While these things were going on in the open air, an elderly gentleman of scientific attainments was seated in his library, two or three houses off, writing a philosophical treatise, and ever and anon moistening his clay and his labours with a glass of claret from a venerable-looking bottle which stood by his side. In the agonies of composition, the elderly gentleman looked sometimes at the carpet, sometimes at the ceiling, and sometimes at the wall; and when neither carpet, ceiling, nor wall afforded the requisite degree of inspiration, he looked out of the window.

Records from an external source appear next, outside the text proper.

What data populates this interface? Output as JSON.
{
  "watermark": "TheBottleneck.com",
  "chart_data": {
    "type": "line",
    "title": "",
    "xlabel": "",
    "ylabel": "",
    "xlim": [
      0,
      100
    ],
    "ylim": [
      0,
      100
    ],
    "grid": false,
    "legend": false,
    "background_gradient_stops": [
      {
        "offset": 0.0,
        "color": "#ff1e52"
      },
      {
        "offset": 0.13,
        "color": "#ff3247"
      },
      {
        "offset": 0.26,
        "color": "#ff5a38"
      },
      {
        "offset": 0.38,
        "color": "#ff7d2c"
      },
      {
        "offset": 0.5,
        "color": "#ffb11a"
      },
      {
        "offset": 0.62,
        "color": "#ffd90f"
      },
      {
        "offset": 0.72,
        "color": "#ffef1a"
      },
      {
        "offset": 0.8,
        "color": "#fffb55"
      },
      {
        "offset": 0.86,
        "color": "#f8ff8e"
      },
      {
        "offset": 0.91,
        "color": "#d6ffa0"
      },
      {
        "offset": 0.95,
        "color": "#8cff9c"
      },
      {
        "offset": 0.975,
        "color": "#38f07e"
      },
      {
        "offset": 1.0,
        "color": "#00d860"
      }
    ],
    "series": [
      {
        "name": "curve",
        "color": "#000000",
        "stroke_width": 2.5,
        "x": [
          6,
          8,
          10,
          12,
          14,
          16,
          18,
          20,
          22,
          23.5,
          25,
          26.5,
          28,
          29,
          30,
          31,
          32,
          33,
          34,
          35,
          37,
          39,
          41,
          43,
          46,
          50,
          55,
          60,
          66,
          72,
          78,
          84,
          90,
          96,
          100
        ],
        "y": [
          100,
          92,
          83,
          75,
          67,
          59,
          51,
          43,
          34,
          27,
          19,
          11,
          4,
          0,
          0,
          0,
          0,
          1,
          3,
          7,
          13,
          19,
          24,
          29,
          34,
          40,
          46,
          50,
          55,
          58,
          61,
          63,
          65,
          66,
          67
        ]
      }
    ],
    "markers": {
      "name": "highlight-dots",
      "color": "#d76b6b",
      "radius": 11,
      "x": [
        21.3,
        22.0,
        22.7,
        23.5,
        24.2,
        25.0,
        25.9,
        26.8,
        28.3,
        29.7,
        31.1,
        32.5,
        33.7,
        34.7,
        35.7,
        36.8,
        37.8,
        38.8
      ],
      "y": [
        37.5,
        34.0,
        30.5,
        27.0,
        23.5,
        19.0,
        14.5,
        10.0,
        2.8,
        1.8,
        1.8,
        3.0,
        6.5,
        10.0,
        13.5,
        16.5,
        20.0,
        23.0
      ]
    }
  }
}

In one of these pauses of invention, the scientific gentleman was gazing abstractedly on the thick darkness outside, when he was very much surprised by observing a most brilliant light glide through the air, at a short distance above the ground, and almost instantaneously vanish. After a short time the phenomenon was repeated, not once or twice, but several times; at last the scientific gentleman, laying down his pen, began to consider to what natural causes these appearances were to be assigned.